Why the FDORA Act is important

The importance of achieving diversity in clinical trials cannot be overstated, according to Dr. James Powell, co-founder of knoRX and a leader in efforts to boost minority participation in trials. As he noted, lack of diversity can lead to key gaps in understanding how a drug may impact different populations.

“If a drug to treat heart failure works in one part of the population but not in another part of the population, then that could contribute to some of the disparities we see in some conditions,” Dr. Powell said.

While the FDORA Act represents an important step forward, both Dr. Powell and Dr. Fashoyin-Aje acknowledged the challenges that remain. These include determining appropriate diversity enrollment targets based on disease prevalence rather than just overall population percentages.

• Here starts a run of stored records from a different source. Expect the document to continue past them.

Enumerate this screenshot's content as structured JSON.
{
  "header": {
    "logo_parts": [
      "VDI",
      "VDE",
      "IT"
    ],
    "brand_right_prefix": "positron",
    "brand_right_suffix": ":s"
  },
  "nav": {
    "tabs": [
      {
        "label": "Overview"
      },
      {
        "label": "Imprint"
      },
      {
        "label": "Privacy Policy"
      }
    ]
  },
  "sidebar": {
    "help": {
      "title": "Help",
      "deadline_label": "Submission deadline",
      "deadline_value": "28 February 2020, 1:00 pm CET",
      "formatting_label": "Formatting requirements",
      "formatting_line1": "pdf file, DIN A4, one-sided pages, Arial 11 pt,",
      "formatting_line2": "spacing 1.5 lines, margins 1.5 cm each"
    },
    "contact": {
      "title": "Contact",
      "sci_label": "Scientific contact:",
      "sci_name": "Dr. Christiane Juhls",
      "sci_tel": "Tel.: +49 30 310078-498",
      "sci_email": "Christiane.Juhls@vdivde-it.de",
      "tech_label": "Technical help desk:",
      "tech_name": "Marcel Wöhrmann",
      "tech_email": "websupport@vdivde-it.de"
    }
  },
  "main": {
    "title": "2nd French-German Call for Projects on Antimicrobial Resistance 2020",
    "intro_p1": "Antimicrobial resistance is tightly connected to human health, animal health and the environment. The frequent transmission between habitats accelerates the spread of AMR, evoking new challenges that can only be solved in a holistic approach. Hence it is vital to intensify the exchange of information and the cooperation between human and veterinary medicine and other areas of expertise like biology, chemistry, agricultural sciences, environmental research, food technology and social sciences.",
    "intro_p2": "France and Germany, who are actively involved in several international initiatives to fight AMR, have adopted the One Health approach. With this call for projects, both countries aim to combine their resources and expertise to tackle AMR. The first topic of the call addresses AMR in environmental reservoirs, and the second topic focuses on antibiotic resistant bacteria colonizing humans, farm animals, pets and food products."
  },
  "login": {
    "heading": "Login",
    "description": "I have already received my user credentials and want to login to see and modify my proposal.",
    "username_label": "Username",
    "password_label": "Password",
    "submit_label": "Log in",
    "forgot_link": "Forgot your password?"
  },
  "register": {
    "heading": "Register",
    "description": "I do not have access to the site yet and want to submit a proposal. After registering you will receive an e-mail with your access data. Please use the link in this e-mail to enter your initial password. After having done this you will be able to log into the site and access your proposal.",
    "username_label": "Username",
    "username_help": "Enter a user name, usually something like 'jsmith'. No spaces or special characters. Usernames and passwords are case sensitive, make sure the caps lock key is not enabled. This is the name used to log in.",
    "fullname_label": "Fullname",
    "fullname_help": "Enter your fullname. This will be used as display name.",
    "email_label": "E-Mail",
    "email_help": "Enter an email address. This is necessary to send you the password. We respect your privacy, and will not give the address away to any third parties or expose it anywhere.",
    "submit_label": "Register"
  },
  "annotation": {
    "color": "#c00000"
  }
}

There are also operational hurdles, such as expanding trial sites beyond just major medical centers to increase access for underrepresented communities. As Dr. Fashoyin-Aje stated, “We can’t be going to the same ivory tower institutions to do these trials.”

Despite the difficulties ahead, FDORA’s new requirements have raised optimism that more inclusive clinical trials could lead to better understanding of how drugs perform across diverse groups – a crucial factor in ultimately reducing healthcare disparities.

“We are seeing that industry is really putting time into addressing this issue,” said Dr. Fashoyin-Aje. “When things are a requirement, it makes people pay attention more than when something is just a recommendation.”